Laser Surface Treatment
Lasers are used to modify surfaces by selectively removing coatings or by phase transition of crystalline materials such as metals in order to change the material’s characteristics.
The aim of such operations will be to increase electrical conduction; to surface harden carbon steels for better wear resistance; or to clean surfaces prior to bonding or putting mould tools back into service.
Transformational hardening using a laser has considerable advantages over conventional hardening techniques as it is rapid, selective and restricted to the surface. This means that components may be hardened only at wear points, leaving the bulk of the material unhardened and therefore less brittle.
Carbon Steels are suitable for laser hardening; the first step is for the surface of the metal to be rapidly heated to a level above the austenising point. This temperature will be below the material melting point and so will not damage the part. Lasers are ideal for this operation, possessing sufficient power density to locally raise the temperature of any surface within line-of-sight. Diode lasers are often the laser of choice for this operation as they are attractive in terms of cost per Watt and at a wavelength of just under 1um, are, unlike CO2 lasers, fairly well absorbed by solid metals.

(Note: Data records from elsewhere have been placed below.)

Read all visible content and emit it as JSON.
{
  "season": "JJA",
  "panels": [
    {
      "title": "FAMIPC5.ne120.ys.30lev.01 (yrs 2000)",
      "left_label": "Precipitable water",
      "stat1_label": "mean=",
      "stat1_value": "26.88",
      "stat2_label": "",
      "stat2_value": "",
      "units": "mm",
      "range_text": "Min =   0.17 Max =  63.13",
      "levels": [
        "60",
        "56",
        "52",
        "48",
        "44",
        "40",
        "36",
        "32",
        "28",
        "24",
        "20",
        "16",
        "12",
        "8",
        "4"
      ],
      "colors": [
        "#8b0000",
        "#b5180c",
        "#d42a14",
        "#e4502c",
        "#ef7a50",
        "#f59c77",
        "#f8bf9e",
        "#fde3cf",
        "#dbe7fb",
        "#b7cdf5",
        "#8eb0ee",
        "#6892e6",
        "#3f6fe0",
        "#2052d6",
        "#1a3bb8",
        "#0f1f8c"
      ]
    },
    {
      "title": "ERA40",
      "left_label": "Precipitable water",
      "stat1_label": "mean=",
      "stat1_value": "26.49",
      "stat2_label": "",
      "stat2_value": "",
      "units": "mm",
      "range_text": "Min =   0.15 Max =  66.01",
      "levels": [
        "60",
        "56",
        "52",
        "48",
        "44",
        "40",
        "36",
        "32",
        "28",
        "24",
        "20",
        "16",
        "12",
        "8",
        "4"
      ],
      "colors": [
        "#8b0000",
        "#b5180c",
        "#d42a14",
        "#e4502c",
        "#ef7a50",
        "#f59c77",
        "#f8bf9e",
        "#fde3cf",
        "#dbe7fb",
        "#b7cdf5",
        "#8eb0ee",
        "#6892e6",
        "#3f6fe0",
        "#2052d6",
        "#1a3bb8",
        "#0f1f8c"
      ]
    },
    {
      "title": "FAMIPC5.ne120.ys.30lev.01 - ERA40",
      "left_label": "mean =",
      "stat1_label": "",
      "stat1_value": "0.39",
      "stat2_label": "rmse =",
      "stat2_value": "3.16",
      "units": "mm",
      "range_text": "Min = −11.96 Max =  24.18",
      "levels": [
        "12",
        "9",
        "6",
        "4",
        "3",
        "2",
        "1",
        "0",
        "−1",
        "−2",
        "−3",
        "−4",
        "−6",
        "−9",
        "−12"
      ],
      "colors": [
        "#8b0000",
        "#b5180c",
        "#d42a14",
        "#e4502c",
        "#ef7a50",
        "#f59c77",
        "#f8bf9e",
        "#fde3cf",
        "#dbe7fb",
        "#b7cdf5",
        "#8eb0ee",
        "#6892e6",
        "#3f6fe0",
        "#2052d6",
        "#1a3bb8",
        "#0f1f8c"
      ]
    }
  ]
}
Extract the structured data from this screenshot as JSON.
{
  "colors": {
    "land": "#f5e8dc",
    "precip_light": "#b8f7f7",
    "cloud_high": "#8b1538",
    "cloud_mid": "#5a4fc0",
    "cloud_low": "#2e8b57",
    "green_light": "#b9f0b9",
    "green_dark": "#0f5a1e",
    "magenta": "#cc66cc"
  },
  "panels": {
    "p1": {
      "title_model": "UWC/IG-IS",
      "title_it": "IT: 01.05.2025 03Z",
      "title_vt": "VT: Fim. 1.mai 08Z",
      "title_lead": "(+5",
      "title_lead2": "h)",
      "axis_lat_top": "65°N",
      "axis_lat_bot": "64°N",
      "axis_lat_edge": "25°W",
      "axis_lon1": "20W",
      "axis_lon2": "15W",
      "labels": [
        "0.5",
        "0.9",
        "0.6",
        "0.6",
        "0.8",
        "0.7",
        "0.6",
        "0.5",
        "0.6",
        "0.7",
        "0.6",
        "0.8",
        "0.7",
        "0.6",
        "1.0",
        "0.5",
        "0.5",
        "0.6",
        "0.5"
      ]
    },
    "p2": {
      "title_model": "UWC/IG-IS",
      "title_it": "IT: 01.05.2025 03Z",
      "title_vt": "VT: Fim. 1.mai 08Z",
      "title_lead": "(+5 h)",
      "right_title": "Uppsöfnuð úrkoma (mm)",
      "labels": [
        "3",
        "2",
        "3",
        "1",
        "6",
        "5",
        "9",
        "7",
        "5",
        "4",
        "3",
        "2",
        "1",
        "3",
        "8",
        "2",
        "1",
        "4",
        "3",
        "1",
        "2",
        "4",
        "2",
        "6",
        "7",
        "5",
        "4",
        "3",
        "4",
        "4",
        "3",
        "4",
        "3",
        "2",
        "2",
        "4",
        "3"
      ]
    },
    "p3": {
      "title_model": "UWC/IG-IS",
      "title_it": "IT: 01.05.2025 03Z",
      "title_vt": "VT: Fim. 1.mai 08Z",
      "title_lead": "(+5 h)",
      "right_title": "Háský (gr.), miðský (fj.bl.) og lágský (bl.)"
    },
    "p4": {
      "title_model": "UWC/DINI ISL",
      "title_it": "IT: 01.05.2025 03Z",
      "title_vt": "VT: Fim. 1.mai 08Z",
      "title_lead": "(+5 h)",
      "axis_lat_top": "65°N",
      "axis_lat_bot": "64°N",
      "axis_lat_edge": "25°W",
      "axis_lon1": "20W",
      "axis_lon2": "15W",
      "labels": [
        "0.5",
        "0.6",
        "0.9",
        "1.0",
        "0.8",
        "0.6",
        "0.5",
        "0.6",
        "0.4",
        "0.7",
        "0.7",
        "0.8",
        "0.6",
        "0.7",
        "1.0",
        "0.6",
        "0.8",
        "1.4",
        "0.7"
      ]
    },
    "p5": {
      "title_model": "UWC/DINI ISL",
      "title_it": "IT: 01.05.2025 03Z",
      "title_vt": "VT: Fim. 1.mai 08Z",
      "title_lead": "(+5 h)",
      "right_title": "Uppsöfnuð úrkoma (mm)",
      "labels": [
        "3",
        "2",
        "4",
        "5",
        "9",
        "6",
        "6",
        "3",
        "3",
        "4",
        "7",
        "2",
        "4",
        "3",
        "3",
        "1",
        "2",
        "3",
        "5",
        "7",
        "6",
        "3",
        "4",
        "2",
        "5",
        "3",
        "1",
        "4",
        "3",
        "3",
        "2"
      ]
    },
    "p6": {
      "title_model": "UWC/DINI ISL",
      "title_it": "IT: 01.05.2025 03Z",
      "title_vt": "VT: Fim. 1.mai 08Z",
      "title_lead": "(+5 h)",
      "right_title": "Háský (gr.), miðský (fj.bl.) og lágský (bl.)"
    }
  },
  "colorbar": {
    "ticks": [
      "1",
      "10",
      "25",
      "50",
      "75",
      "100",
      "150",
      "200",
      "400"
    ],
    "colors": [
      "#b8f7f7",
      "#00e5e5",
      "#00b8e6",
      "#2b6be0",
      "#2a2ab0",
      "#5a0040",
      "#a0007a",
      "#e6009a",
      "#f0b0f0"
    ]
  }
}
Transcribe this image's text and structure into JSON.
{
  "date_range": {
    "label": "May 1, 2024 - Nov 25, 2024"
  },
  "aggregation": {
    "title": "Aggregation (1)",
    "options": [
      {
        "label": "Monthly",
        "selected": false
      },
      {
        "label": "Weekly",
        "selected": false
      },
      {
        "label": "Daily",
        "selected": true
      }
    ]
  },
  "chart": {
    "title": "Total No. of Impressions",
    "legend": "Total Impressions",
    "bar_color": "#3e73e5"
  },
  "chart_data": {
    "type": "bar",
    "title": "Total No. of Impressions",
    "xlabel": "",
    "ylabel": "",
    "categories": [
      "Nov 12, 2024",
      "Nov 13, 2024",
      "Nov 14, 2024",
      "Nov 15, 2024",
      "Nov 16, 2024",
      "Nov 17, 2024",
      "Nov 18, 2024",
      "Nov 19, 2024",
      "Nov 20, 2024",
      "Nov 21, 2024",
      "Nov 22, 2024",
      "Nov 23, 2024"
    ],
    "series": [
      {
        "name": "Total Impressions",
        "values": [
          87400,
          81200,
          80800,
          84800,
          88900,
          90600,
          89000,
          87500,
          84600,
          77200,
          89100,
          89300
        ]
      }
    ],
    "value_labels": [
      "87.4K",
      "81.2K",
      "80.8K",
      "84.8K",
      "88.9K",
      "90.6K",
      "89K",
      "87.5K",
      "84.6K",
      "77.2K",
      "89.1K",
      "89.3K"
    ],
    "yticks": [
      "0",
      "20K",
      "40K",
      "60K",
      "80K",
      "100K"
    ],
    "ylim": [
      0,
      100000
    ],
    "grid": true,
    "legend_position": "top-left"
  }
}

The second step is quenching – the surface must be rapidly cooled during which the Austenite transforms to a Martensite phase. Again, laser processing provides a key advantage over other forms of heating – as the laser is capable of raising the surface temperature so rapidly, the total heat added will be sufficiently small that components or tools will self-quench by internal thermal conduction.
Plastic Injection Mould Cleaning
Moulds and tools can develop deposits which inhibit their efficient operation, particularly those moulding rubber tyres or footwear. Lasers are also suitable for removing other deposits such as soot, oil and silicone.
Such large-scale operations require high average power and also high peak power to cleanly ablate such organic deposits. A Q-switched source such as Rofin’s DQ-Series is suitable.
Removal of Coatings
Paint can be locally stripped using laser from regions where electrical connection or earthing is required. In the production of solar panels, all layers applied need removing from the edge region of the glass substrate so that the panel can be sealed from ingress in all weather conditions.
As with cleaning operations, Rofin’s DQ-Series high power Q-switched YAG can perform the task at commercial throughputs.